When Is a Window also a Touch Screen?
Don’t you find windows just a tad too … static?
We are entering an age when an image surrounded by a frame – on your laptop, on your TV, on your tablet – is almost expected to be interactive. Why then, hasn’t that happened yet with windows? Several projects in the works, from car companies and designers, envision a time in the not-too-distant future when windows will be more like touchscreens.

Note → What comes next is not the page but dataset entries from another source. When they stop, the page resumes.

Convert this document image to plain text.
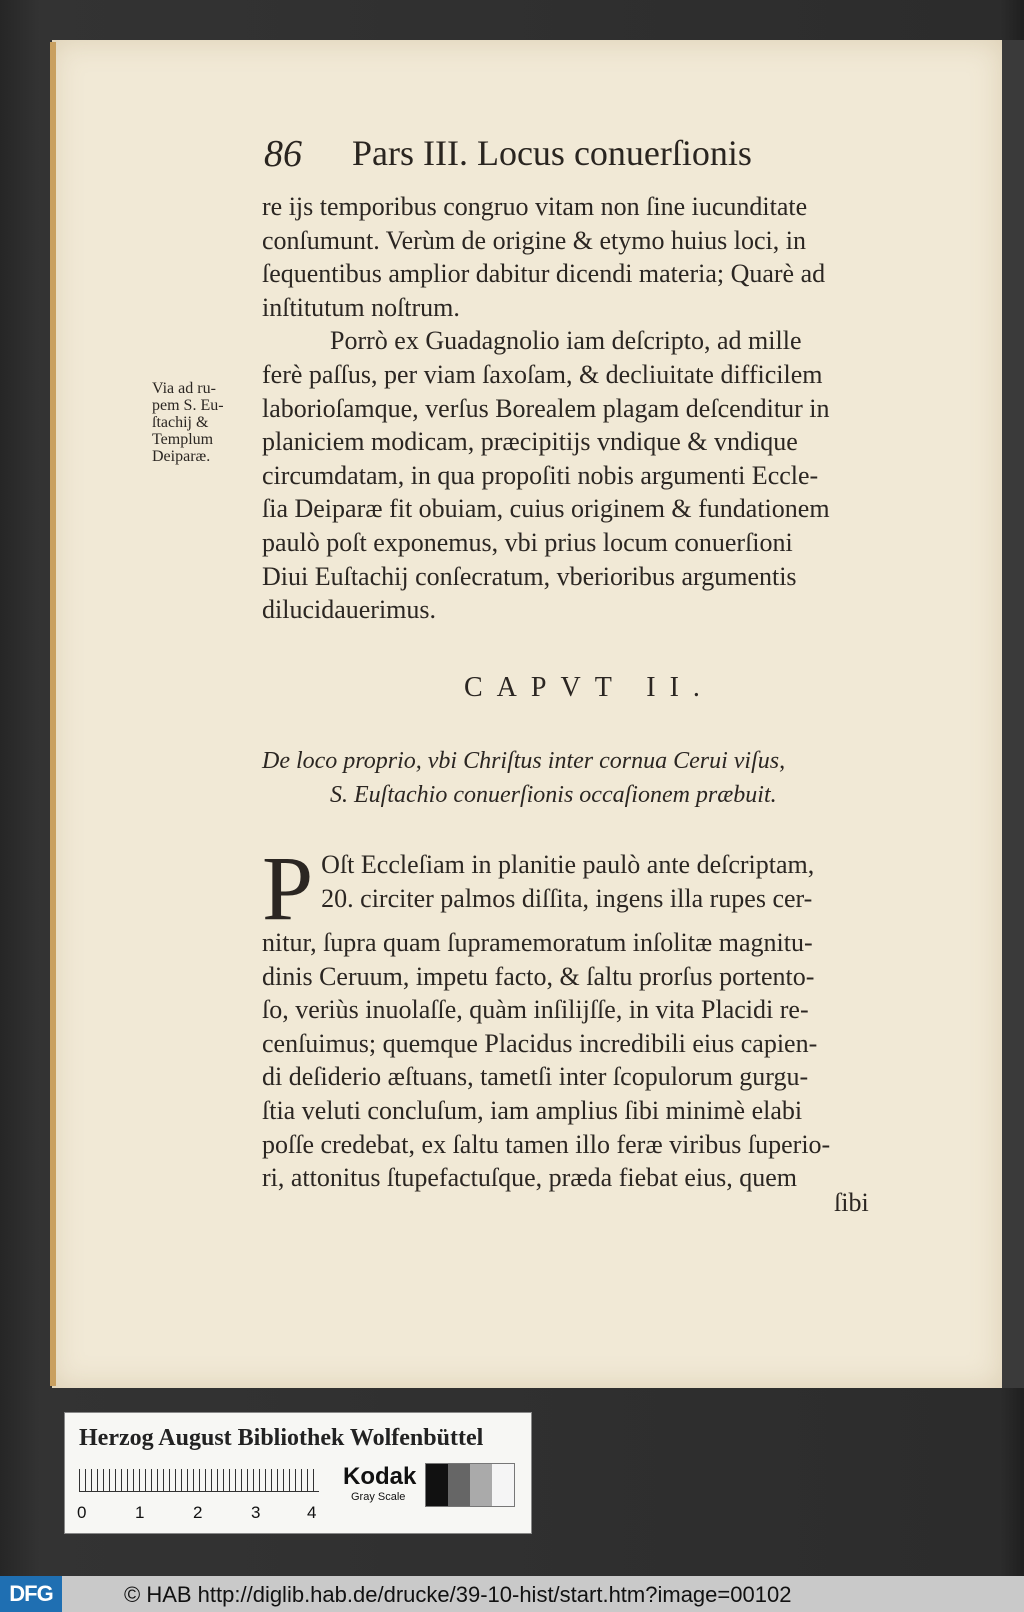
86 Pars III. Locus conuerſionis
re ijs temporibus congruo vitam non ſine iucunditate
conſumunt. Verùm de origine & etymo huius loci, in
ſequentibus amplior dabitur dicendi materia; Quarè ad
inſtitutum noſtrum.
Porrò ex Guadagnolio iam deſcripto, ad mille
ferè paſſus, per viam ſaxoſam, & decliuitate difficilem
laborioſamque, verſus Borealem plagam deſcenditur in
planiciem modicam, præcipitijs vndique & vndique
circumdatam, in qua propoſiti nobis argumenti Eccle-
ſia Deiparæ fit obuiam, cuius originem & fundationem
paulò poſt exponemus, vbi prius locum conuerſioni
Diui Euſtachij conſecratum, vberioribus argumentis
dilucidauerimus.
Via ad ru-
pem S. Eu-
ſtachij &
Templum
Deiparæ.
CAPVT II.
De loco proprio, vbi Chriſtus inter cornua Cerui viſus,
S. Euſtachio conuerſionis occaſionem præbuit.
P Oſt Eccleſiam in planitie paulò ante deſcriptam,
20. circiter palmos diſſita, ingens illa rupes cer-
nitur, ſupra quam ſupramemoratum inſolitæ magnitu-
dinis Ceruum, impetu facto, & ſaltu prorſus portento-
ſo, veriùs inuolaſſe, quàm inſilijſſe, in vita Placidi re-
cenſuimus; quemque Placidus incredibili eius capien-
di deſiderio æſtuans, tametſi inter ſcopulorum gurgu-
ſtia veluti concluſum, iam amplius ſibi minimè elabi
poſſe credebat, ex ſaltu tamen illo feræ viribus ſuperio-
ri, attonitus ſtupefactuſque, præda fiebat eius, quem
ſibi
Herzog August Bibliothek Wolfenbüttel
0	1	2	3	4
Kodak
Gray Scale
DFG	© HAB http://diglib.hab.de/drucke/39-10-hist/start.htm?image=00102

Take Toyota’s collaboration with the Copenhagen Institute of Interaction Design, for instance. “Window to the World,” as the concept is called, envisions car windows that add an interactive layer to the scenery outside. A video (that appears to be largely the work of special effects) shows how the concept would work. At times the window could act as an Etch-a-Sketch of sorts, with the passenger tracing, say, the outline of a sheep. In another mode, the screen could estimate the distance of various objects from the side of the car; in another, it could recognize objects (a barn, a bike), and offer up vocabulary lessons in a foreign tongue. And with the reverse-pinch motion now familiar to touchscreen users, the passenger could even zoom in on an object in the distance.

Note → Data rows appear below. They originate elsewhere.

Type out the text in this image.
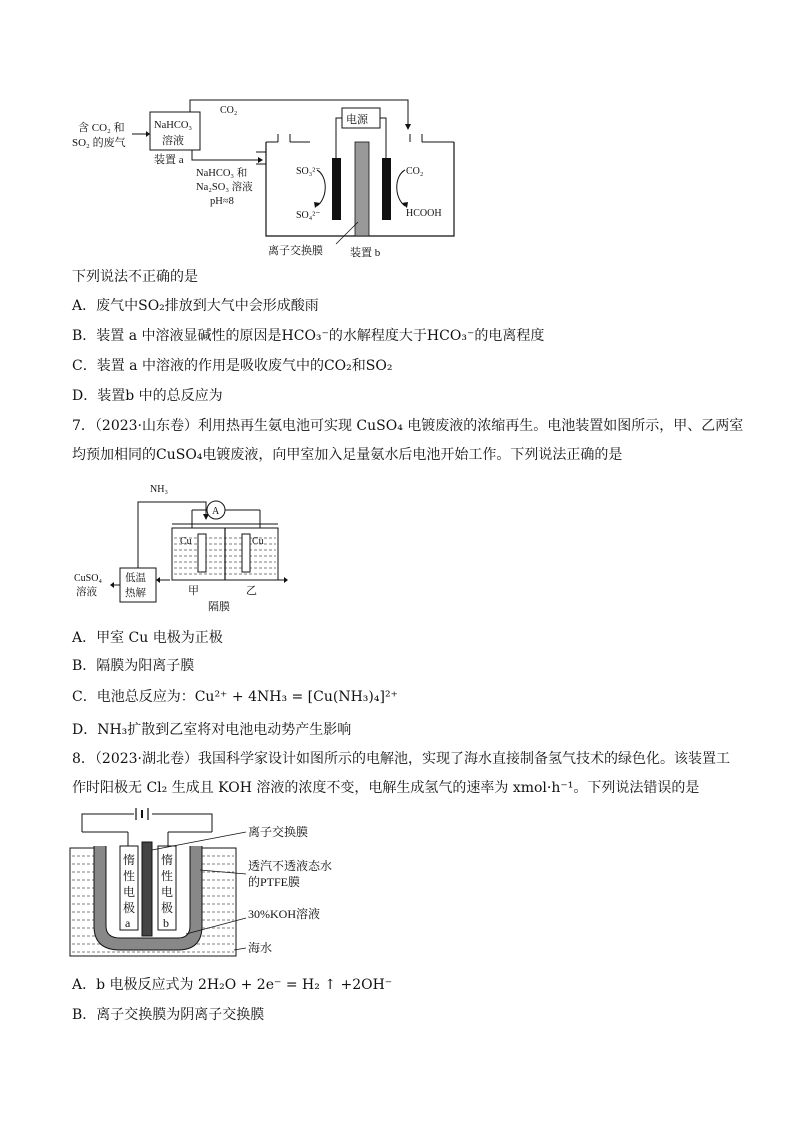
含 CO₂ 和
SO₂ 的废气
NaHCO₃
溶液
装置 a
CO₂
NaHCO₃ 和
Na₂SO₃ 溶液
pH≈8
电源
SO₃²⁻
SO₄²⁻
CO₂
HCOOH
离子交换膜 装置 b
下列说法不正确的是
A．废气中SO₂排放到大气中会形成酸雨
B．装置 a 中溶液显碱性的原因是HCO₃⁻的水解程度大于HCO₃⁻的电离程度
C．装置 a 中溶液的作用是吸收废气中的CO₂和SO₂
D．装置b 中的总反应为
7．（2023·山东卷）利用热再生氨电池可实现 CuSO₄ 电镀废液的浓缩再生。电池装置如图所示，甲、乙两室
均预加相同的CuSO₄电镀废液，向甲室加入足量氨水后电池开始工作。下列说法正确的是
NH₃
A
Cu	Cu
低温
热解
CuSO₄
溶液	甲	乙
隔膜
A．甲室 Cu 电极为正极
B．隔膜为阳离子膜
C．电池总反应为：Cu²⁺ + 4NH₃ = [Cu(NH₃)₄]²⁺
D．NH₃扩散到乙室将对电池电动势产生影响
8．（2023·湖北卷）我国科学家设计如图所示的电解池，实现了海水直接制备氢气技术的绿色化。该装置工
作时阳极无 Cl₂ 生成且 KOH 溶液的浓度不变，电解生成氢气的速率为 xmol·h⁻¹。下列说法错误的是
惰
性
电
极
a
惰
性
电
极
b
离子交换膜
透汽不透液态水
的PTFE膜
30%KOH溶液
海水
A．b 电极反应式为 2H₂O + 2e⁻ = H₂ ↑ +2OH⁻
B．离子交换膜为阴离子交换膜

If all that seems a bit excessive, for what can mostly be achieved with binoculars and a phrasebook, then Glasgow University’s project in a similar vein might interest you more. The project is slightly different – rather than serving as a souped-up Gameboy to pacify the impatient passenger, GU wants to make the next generation of “heads-up displays” already familiar from the world of military aviation. These would be computer-screen like windshields for the driver of the vehicle to glean data (speed, fuel levels), without having to take his or her eyes off the road.
As The Engineer recently reported, it’s a quest that’s involving researchers across Europe, including the automaker Fiat and the glassmaker Saint-Gobin. At the heart of the project is an effort to commercialize 3-D nanostructures on the windows surface that “affect the brightness and direction of the light.” Rather than projecting the display on the windshield, LEDs would emit light at the windshield’s edge; the nanostructures imprinted on the glass would then emit the light in the proper locations to display information. The whole process would be more energy efficient than an old-school projection method. If the project works, it could also lead to brighter LED screens and even “dumb” windows that nonetheless let in more natural light (hence Saint-Gobin’s interest).
Still not satisfied with the selection of brainiac windows in the works? The Los Angeles Times directs us to one more: interactive touchscreen car window stickers. Whereas Toyota’s interested in the passenger, and Fiat’s interested in the driver, Cadillac – and the digital marketing agency it’s working with, Fusion92 – is interested in the potential buyer who’s just walked into the showroom. “At first glance, it looks like any ordinary window sticker displaying price, features, fuel economy and such,” explains Fusion92 on its site, “but when a customer walks by the car the window comes to life, making the glass a fully interactive touch-screen kiosk.” A prospective buyer can fiddle with the sticker to customize the car’s features, watch videos of the car in action, and share information about the car over Facebook and Twitter. A video shows the sticker in action.
Enough with looking through windows; apparently, it’s time to start looking at them.